We know what the series y, z, x1, and x2 are.

Thanks

Re: Parameter Estimation

Posted: Thu Apr 30, 2009 1:23 am
by trubador

Code: Select all

'define the coefficent vectors and the fixed ratio (a1/b1=a2/b2=r) coef(2) a coef(2) b coef(1) r 'first estimate one of the equations via least squares and save the coefficents equation olsy.ls y = a(1)*x1 + a(2)*x2 !a1=olsy.@coefs(1) !a2=olsy.@coefs(2) 'estimate remaining equation with respect to previously saved coefficents to find r value equation olsz.ls z = r(1)*!a1*x1 + r(1)*!a2*x2 'if E(z) = r*E(y), then you can also estimate r ratio via equation olsr.ls z = r(1)*y 'the paramaters we have just estimated are not exact but close to their real values 'therefore we should jointly estimate the paramaters for actual results. logl joint joint.append @logl ols joint.append res1 = y - a(1)*x1 - a(2)*x2 joint.append res2 = z - r(1)*a(1)*x1 - r(1)*a(2)*x2 joint.append ols =-(res1^2 + res2^2) 'estimation will use our previous ols estimations as starting values joint.ml(showopts, m=1000, c=1e-7) show joint.output 'you can now easily calculate b coefficients b(1) = r(1)*a(1) b(2) = r(1)*a(2) 'you should also try beginning with other equation first and repeat the steps above for b coefficents. 'The results should be nearly identical.

Re: Parameter Estimation

Posted: Thu Apr 30, 2009 4:57 am
by startz
How to estimate the parameters in Eviews with restrictions on the parameters across the equations.
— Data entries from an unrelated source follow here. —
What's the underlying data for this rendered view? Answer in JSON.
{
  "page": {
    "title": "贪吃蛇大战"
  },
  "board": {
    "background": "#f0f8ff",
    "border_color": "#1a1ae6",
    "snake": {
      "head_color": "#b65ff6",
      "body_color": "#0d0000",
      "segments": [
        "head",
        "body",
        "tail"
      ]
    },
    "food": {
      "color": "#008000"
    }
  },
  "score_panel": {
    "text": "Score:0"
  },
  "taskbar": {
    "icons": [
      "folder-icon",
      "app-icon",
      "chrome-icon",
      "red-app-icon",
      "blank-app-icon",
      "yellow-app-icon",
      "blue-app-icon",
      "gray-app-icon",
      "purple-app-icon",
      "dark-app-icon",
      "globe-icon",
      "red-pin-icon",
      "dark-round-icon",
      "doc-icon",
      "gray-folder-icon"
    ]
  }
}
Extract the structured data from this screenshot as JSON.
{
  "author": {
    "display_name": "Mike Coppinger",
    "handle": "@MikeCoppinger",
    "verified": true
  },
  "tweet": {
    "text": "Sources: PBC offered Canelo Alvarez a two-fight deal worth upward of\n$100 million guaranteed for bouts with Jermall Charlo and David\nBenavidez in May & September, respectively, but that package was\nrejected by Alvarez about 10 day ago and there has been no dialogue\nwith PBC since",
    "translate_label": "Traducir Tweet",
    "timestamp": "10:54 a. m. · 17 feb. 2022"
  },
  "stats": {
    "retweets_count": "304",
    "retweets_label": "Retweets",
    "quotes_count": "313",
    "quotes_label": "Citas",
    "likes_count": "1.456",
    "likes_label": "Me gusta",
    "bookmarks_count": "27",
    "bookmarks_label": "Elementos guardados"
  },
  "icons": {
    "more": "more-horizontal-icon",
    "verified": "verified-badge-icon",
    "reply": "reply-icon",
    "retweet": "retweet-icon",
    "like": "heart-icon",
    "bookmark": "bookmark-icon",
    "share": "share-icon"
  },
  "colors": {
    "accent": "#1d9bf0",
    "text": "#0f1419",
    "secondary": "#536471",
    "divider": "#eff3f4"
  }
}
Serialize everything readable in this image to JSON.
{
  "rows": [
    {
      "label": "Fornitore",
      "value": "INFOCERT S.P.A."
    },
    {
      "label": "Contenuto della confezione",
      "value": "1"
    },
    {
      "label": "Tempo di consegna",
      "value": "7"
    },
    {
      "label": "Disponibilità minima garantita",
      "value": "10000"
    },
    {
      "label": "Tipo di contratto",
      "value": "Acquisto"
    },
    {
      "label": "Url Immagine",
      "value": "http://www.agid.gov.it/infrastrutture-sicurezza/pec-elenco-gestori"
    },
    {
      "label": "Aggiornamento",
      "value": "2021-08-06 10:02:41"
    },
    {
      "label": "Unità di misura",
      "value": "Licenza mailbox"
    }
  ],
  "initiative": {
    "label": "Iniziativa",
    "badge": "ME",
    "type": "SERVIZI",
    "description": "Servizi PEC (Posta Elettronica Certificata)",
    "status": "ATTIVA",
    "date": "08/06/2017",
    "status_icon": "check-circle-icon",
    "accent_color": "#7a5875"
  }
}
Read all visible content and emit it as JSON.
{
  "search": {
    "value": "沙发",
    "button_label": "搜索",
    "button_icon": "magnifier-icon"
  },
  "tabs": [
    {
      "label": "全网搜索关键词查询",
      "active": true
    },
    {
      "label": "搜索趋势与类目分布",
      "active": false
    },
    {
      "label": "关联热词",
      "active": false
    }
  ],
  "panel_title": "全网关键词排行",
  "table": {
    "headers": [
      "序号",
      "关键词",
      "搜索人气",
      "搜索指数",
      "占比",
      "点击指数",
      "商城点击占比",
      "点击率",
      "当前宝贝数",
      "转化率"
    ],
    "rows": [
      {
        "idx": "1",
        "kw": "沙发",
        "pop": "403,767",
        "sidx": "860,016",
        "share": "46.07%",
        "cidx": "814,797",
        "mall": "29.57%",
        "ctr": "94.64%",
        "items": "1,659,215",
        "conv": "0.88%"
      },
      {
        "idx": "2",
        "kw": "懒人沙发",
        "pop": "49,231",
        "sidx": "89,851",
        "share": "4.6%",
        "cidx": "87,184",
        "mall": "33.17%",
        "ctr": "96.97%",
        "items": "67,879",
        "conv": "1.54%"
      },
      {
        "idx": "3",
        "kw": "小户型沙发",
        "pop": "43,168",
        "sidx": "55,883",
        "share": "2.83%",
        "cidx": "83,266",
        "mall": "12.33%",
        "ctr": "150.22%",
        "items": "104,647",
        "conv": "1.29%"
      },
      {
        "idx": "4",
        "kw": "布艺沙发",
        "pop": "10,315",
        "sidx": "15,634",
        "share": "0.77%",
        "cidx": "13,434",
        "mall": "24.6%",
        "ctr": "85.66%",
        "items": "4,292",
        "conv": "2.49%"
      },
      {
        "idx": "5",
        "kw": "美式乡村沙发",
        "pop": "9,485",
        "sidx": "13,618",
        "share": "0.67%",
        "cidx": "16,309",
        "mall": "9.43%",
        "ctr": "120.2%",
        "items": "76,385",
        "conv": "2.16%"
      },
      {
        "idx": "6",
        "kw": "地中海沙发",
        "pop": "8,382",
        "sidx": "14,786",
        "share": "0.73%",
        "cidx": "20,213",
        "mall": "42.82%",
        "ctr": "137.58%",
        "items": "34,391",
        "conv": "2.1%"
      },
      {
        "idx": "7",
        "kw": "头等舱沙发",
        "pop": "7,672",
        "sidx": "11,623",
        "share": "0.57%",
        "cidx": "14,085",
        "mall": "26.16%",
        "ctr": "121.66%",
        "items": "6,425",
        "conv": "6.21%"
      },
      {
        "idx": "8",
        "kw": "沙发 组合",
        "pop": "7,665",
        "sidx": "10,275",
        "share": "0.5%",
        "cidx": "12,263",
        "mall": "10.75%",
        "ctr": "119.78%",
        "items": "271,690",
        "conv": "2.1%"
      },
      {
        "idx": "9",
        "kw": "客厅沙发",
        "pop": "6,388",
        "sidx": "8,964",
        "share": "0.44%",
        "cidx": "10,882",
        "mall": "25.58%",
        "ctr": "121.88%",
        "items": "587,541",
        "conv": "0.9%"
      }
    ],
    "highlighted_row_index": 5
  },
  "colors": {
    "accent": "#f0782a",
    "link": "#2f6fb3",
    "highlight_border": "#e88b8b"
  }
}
The restrictions are of the form a1/b1=a2/b2 for a system consisting of 2 equations of the form:

y=a1*x1+a2*x2+k1 and z=b1*x1+b2*x2+k2

We know what the series y, z, x1, and x2 are.

Thanks
Use a System with the equations
y=a1*x1+a2*x2+k1
z=b1*x1+(a2*b1/a1)*x2+k2

Re: Parameter Estimation

Posted: Thu Apr 30, 2009 1:39 pm
by trubador
Startz' answer is definitely more clean and spare compared to my unnecessarily circuitous solution. It is indeed the most usual way of doing such an estimation I might add. Since the model now becomes nonlinear in its coefficients, it would be wise to preset the value of a1 coefficient to 1 in order to avoid missing value problem for the sake of estimation process.